G. R. No. 181045 SPOUSES EDUARDO and LYDIA SILOS, Petitioners, vs. PHILIPPINE NATIONAL BANK, Respondent. Art. 1308. Mutuality of Contracts FACTS: Spouses Eduardo and Lydia Silos engaged in operating a department store. They secured a revolving credit line with PNB through a real estate mortgage as a security. In July 1988, the credit line was increased. Sps. Silos then signed a Credit Agreement which was also amended two years later, and issued Promissory Notes (PNs) as regards to their Credit Agreement. The said loan was initially subjected to a 19.5% interest rate per annum. In the Credit Agreements, Sps. Silos bound themselves to the power of PNB to modify the rate depending on whatever policy that PNB may adopt in the future, without the need of notice upon them.
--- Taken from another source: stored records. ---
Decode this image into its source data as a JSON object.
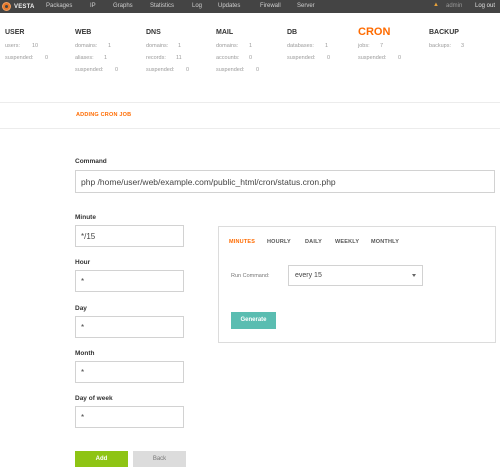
{
  "nav": {
    "logo_text": "VESTA",
    "items": [
      "Packages",
      "IP",
      "Graphs",
      "Statistics",
      "Log",
      "Updates",
      "Firewall",
      "Server"
    ],
    "user": "admin",
    "logout": "Log out"
  },
  "panels": [
    {
      "title": "USER",
      "rows": [
        "users:",
        "10",
        "suspended:",
        "0"
      ]
    },
    {
      "title": "WEB",
      "rows": [
        "domains:",
        "1",
        "aliases:",
        "1",
        "suspended:",
        "0"
      ]
    },
    {
      "title": "DNS",
      "rows": [
        "domains:",
        "1",
        "records:",
        "11",
        "suspended:",
        "0"
      ]
    },
    {
      "title": "MAIL",
      "rows": [
        "domains:",
        "1",
        "accounts:",
        "0",
        "suspended:",
        "0"
      ]
    },
    {
      "title": "DB",
      "rows": [
        "databases:",
        "1",
        "suspended:",
        "0"
      ]
    },
    {
      "title": "CRON",
      "rows": [
        "jobs:",
        "7",
        "suspended:",
        "0"
      ]
    },
    {
      "title": "BACKUP",
      "rows": [
        "backups:",
        "3"
      ]
    }
  ],
  "section": {
    "title": "ADDING CRON JOB"
  },
  "form": {
    "command_label": "Command",
    "command_value": "php /home/user/web/example.com/public_html/cron/status.cron.php",
    "minute_label": "Minute",
    "minute_value": "*/15",
    "hour_label": "Hour",
    "hour_value": "*",
    "day_label": "Day",
    "day_value": "*",
    "month_label": "Month",
    "month_value": "*",
    "dow_label": "Day of week",
    "dow_value": "*"
  },
  "generator": {
    "tabs": [
      "MINUTES",
      "HOURLY",
      "DAILY",
      "WEEKLY",
      "MONTHLY"
    ],
    "active_tab": "MINUTES",
    "run_label": "Run Command:",
    "run_value": "every 15",
    "generate_label": "Generate"
  },
  "buttons": {
    "add": "Add",
    "back": "Back"
  },
  "colors": {
    "accent": "#ff6b00",
    "add_button": "#8ec414",
    "generate_button": "#5abdb1",
    "topbar": "#444444"
  },
  "icons": {
    "logo": "vesta-logo-icon",
    "notification": "bell-icon",
    "select_caret": "chevron-down-icon"
  }
}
Thus, the said interest rates played from 16% to as high as 32% per annum. They acceded to the policy by pre-signing a total of twenty-six (26) PNs leaving the individual applicable interest rates at hand blank since it would be subject to modification by PNB. Sps. Silos regularly renewed and made good on their PNs, religiously paid the interests without objection or fail. However, during the 1997 Asian Financial Crisis, Spouses Silos faltered when the interest rates soared and their 26 th PN became past due. Despite repeated demands by PNB, they failed to make good on the note. Thus, PNB foreclosed and auctioned the involved security for the mortgage. Sps. Silos instituted an action to annul the foreclosure sale on the ground that the succeeding interest rates used in their loan agreements was left to the sole will of PNB, the same fixed by the latter without their prior consent and thus, void. The RTC ruled that such stipulation authorizing both the increase and decrease of interest rates as may be applicable is valid and this was affirmed by the CA. ISSUE: May the bank, on its own, modify the interest rate in a loan agreement without violating the mutuality of contracts? RULING: No.
Any modification in the contract, such as the interest rates, must be
made with the consent of the contracting parties. The minds of all the parties must meet as to the proposed modification, especially when it affects an important aspect of the agreement. In the case of loan agreements, the rate of interest is a principal condition, if not the most important component.